Nuh aleyhisselamın, etmeyip kavmi iman,
İşkence ederlerdi, kendisine her zaman.
Bayılıncaya kadar döverlerdi çok kere.
Sonra hasıra sarıp, atarlardı bir yere.
Toplanıp taşa tutar, ederlerdi hakaret.
O, bunlara sabredip, ederdi yine davet.
Saçarlardı üstüne kumları, yağmur gibi.
Bu kumların içinde, kaybolurdu Nuh Nebi.
Sonra da öldü diye, dönerlerdi geriye.
Çok zaman yaparlardı, bu işi Nuh Nebi’ye.
Hak teâlâ emriyle, Cebrail, gök yüzünden,
Gelir ve çıkarırdı, onu kumun içinden.
Sabah yine giderdi, o inatçı kavmine.
Çağırırdı onları, Allah'ın birliğine.
Derlerdi ki: (Biz seni döveriz de bu kadar,
Yine sen, bu davanda yürürsün aynı karar.
Hakiki bir peygamber olsa idin sen şayet,
Rabbin, bu cefalardan korurdu seni elbet.
Lakin sen resul değil, bir delisin apaçık.
Sana inanmıyoruz, uğraşma bizle artık).
O kavmin arasında, var idi ki bir kişi,
Ona eziyet edip, üzmek idi tek işi.
Bir gün oğlunu alıp, getirdi Nuh Nebi’ye.
Dedi: (Oğlum, her zaman cefa yap bu kişiye.)
O çocuk, babasının alarak asasını,
Vurup kana boyadı, mübareğin başını.
Bütün bunlara rağmen, yine sabrediyordu.
(Ya Rab, affet onları, bilmiyorlar) diyordu.
Onun maruz kaldığı cefalara, melekler,
Çok üzülüp, Allah'a münacât eylediler.
Dediler: (Ya ilahi, Sen ne kadar halimsin.

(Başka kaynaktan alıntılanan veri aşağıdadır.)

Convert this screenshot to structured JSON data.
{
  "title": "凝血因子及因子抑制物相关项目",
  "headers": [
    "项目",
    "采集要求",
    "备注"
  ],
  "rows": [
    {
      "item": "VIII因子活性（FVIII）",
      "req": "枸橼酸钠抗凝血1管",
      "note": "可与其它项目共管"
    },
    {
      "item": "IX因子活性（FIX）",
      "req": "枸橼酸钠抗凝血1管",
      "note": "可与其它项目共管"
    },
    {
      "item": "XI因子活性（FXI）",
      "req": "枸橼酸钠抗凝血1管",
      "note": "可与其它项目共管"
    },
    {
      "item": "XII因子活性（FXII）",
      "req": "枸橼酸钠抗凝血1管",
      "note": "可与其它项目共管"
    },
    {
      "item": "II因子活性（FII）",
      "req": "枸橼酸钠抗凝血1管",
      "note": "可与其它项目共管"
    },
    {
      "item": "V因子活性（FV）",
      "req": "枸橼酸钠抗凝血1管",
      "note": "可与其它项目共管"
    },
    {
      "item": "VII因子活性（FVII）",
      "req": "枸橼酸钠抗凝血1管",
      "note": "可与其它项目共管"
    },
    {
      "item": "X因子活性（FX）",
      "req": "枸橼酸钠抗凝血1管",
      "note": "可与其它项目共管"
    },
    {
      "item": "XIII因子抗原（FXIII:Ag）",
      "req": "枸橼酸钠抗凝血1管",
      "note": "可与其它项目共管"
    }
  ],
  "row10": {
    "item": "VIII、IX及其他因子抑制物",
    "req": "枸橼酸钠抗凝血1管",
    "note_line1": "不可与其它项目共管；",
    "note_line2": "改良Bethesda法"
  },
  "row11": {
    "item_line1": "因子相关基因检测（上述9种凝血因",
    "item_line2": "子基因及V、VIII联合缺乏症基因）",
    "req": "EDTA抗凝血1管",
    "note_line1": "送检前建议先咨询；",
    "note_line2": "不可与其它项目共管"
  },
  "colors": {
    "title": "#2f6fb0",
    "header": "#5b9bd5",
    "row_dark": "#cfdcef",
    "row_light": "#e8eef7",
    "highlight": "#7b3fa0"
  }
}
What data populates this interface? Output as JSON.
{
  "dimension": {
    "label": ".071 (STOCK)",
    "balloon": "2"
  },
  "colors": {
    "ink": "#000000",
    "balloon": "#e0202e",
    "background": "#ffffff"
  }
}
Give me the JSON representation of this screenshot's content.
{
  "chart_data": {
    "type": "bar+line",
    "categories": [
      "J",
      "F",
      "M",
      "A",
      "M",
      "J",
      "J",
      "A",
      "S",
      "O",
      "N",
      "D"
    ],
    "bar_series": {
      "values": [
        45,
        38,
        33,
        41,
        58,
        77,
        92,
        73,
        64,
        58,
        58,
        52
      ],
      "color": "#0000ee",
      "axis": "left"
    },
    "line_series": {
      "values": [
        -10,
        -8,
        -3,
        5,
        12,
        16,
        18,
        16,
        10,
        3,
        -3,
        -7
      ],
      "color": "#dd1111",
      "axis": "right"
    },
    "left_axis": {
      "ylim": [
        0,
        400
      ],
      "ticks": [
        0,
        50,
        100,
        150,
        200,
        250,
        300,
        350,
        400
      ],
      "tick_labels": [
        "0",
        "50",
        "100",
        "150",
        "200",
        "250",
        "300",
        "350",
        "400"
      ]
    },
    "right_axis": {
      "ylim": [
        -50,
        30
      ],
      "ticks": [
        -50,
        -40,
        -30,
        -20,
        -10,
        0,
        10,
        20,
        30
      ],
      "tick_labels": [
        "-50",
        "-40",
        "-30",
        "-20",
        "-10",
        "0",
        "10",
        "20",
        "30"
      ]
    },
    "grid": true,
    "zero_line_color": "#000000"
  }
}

Şefkat, merhametine, nihayet yoktur senin.
Onlar, bu yer yüzünde rahatça yürüyorlar.
Ve senin gönderdiğin rızıkları yiyorlar.
Buna rağmen putlara yapıyorlar ibadet.
Ve senin resulüne ediyorlar hakaret.
Bununla da kalmayıp, ederler eza, cefa.
Her türlü işkenceyi, görürler ona reva.
Yine sen, bu kullara rızık gönderiyorsun.
Ve azab eylemekte, acele etmiyorsun.)
Velhasıl Nuh peygamber, dokuzyüz elli sene,
Davet etti kavmini, Allah'ın birliğine.
Bir kaç kişi vardı ki, hidayete ilk gelen,
Olmadı bundan gayri, ona iman eyliyen.
Dediler ki: (Biz asla, sana iman etmeyiz.
Zira ecdadımızın dini üzerindeyiz.
Söyle de, gökten azab göndersin Rabbin bize.
Bizi helak eylesin, eğer ki muktedirse.)
Nuh peygamber, Rabbine arz etti ki: (İlahi!
Uğraştım gece gündüz, biliyorsun sen dahi.
Bunca sene, onları davet ettim ben, fakat,
Onlar inanmamakta ettiler yine inat.)
O günden itibaren, kırk sene müddet ile,
Kıtlık olup, hiç yağmur yağmadı damla bile.
Hatta hiç bir kadının, olmadı çocukları.
Üstelik helak oldu davarları, malları.
Nesilleri kesilip, oldular çok perişan.
Bağ ve bahçelerinden, kalmadı eser, nişan.